1. Create a New Rails App

Start by creating a new Rails 7+ application, specifying propshaft as the asset pipeline.

rails new propshaft_demo -a propshaft
cd propshaft_demo

2. Create an Asset

Let's create a simple CSS file to style our application. Propshaft looks for assets in app/assets by default.

Create a new file app/assets/stylesheets/application.css:

/* app/assets/stylesheets/application.css */
body {
  background-color: #f0f0f0;
  font-family: sans-serif;
  text-align: center;
}

h1 {
  color: #333;
}

3. Include the Asset in Your View

Propshaft integrates with Rails' standard view helpers. Open the main layout file app/views/layouts/application.html.erb and use the stylesheet_link_tag to include your new stylesheet.

<!DOCTYPE html>
<html>
  <head>
    <title>PropshaftDemo</title>
    <meta name="viewport" content="width=device-width,initial-scale=1">
    <%= csrf_meta_tags %>
    <%= csp_meta_tag %>

    <%= stylesheet_link_tag "application" %>
  </head>

  <body>
    <h1>Welcome to Propshaft!</h1>
    <%= yield %>
  </body>
</html>

4. Start the Development Server

In development, Propshaft serves assets dynamically. Start the Rails server:

./bin/dev

Navigate to http://localhost:3000. You should see your welcome message with the styles from application.css applied.

If you inspect the page source, you'll see a link to the stylesheet:

<link rel="stylesheet" href="/assets/application-d368d998.css" />

Even in development, Propshaft uses a digest for caching purposes, but it serves the file directly from the source without needing a precompilation step.

5. Precompiling for Production

In a production environment, you'll want to precompile your assets.

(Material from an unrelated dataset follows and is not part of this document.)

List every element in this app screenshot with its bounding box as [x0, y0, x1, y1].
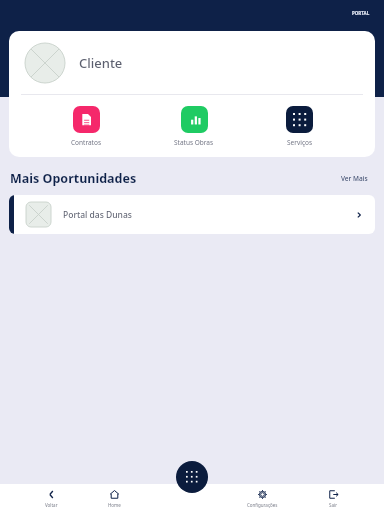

This process copies all assets to public/assets, stamps them with a digest, and creates a .manifest.json file for mapping.

Run the precompile task:

rails assets:precompile

This will generate the production-ready assets in public/assets. When you run your application in the production environment, Rails will use these static, digested files, which is ideal for performance and caching.

That's it! You've successfully set up and used Propshaft to manage and serve a basic asset.